Le stelle se ne stanno dove sono,
per me luci confuse senza nome,
per te costellazioni nominate
prima che il sonno scioglierà il tuo ordine.
Ah, sognami senza ordine e dimentica
i tanti nomi, fammi stella unica:
non voglio un nome ma stellarti gli occhi,
esserti firmamento e vista chiusa,
oltre le palpebre, splenderti nel buio
tua meraviglia e mia, immaginata.
Sentirci unici, riuscire a dar trasparire la mostra essenza a qualcun altro all’in fuori di noi. Desiderare che l’altro ci veda nel modo in cui noi stessi guardiamo il mondo.

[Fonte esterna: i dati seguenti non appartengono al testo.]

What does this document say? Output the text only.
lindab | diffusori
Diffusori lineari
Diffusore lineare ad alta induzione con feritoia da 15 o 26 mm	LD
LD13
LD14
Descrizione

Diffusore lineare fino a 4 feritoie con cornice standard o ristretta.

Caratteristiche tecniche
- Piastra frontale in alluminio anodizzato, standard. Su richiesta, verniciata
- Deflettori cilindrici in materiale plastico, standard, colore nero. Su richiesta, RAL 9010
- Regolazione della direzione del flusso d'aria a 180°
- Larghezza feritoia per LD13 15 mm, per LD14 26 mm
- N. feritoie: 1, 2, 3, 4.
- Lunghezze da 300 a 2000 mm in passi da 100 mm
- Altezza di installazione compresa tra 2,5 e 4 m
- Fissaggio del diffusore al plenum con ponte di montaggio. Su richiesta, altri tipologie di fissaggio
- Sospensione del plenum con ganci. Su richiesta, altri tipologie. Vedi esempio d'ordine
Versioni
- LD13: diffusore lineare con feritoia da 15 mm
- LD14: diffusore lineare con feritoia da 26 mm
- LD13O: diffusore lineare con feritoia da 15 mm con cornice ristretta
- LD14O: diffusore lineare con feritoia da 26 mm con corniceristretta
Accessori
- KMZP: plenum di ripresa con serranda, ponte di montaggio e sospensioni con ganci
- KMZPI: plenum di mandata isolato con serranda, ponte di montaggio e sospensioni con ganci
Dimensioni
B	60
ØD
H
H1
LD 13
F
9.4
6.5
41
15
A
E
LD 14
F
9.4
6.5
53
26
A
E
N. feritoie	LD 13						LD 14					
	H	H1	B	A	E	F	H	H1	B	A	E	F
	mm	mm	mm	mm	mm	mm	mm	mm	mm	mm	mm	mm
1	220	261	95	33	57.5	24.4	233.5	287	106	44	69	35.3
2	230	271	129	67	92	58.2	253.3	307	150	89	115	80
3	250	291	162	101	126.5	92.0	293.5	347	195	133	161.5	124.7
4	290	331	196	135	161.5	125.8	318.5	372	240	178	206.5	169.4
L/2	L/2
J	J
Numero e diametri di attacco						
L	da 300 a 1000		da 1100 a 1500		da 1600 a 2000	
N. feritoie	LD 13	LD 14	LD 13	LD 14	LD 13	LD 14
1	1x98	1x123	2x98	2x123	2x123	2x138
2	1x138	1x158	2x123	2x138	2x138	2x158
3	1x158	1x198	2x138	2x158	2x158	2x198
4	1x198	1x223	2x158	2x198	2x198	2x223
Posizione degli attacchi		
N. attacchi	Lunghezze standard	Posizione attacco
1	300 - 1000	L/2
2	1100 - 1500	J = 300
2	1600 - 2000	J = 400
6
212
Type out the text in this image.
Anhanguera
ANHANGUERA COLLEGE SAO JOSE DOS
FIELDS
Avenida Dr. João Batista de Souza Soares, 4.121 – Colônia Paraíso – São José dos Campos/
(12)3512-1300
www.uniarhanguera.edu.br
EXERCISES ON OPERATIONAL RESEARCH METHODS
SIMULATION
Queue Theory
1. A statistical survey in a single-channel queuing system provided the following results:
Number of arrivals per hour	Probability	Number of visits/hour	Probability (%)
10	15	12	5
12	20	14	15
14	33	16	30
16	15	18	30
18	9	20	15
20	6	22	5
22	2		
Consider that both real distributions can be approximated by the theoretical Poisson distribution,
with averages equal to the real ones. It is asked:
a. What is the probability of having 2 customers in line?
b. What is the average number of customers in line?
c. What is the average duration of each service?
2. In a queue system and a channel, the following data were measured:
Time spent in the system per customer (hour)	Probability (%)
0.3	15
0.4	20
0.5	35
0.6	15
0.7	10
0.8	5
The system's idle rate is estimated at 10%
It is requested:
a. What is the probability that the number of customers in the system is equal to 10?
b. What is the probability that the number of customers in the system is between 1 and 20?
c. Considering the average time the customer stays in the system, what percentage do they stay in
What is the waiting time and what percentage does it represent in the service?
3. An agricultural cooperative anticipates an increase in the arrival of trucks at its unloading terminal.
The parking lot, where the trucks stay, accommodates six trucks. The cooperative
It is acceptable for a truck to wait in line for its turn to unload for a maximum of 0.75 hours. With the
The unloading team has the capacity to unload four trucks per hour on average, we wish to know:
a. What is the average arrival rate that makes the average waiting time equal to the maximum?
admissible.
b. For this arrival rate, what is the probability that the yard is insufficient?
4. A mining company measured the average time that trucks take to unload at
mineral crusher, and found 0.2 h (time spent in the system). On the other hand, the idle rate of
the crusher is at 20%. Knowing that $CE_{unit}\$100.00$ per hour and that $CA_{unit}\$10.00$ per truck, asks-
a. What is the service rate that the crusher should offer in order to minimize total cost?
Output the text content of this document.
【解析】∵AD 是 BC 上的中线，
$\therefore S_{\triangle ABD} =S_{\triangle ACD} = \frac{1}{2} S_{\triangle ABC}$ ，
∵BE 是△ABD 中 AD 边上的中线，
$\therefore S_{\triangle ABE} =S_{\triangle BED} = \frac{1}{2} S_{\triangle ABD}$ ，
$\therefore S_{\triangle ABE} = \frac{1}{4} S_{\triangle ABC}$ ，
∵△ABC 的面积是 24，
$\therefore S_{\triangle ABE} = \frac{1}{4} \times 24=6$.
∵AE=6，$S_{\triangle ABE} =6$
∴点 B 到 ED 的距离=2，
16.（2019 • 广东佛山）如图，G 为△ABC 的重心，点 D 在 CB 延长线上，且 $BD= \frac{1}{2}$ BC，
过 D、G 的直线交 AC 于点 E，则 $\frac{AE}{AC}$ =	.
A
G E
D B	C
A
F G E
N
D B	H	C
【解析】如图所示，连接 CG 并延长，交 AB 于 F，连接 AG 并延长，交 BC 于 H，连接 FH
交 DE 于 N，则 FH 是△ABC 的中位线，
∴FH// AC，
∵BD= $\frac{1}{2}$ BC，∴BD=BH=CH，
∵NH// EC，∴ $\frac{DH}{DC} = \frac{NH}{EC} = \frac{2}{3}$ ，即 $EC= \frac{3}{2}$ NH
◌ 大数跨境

È in questa poesia che Patrizia Cavalli ci racconta di un amore intimo e assoluto, che supera la distanza tra due sguardi e due mondi interiori. Si rivolge a una persona con cui condivide lo stesso cielo, ma non la stessa visione delle stelle: ciò che per l’altro è un ordine razionale e nominato (le costellazioni), per lei è qualcosa di confuso, privo di nome, emotivo.
È questa differenza di percezione la spaccatura che sottolinea in modo sostanziale la distanza emotiva o percettiva tra due persone che, pur guardando lo stesso cielo, lo interpretano in modo diverso. È una metafora potente dell’incomunicabilità o della differenza interiore. Emerge il desiderio dell’essere unici, perché la poetessa non vuole essere etichettata o riconosciuta per ciò che è secondo gli schemi dell’altro, ma desidera brillare nell’immaginazione e nella percezione più profonda di chi ama.
L’amore desiderato è qualcosa che va oltre il visibile, è una presenza interiore, onirica. È l’idea di essere parte dei sogni dell’altro, un firmamento interiore che splende anche quando gli occhi sono chiusi. È così che la poesia diventa un’esperienza visiva e affettiva profonda, immaginata si, ma totalizzante.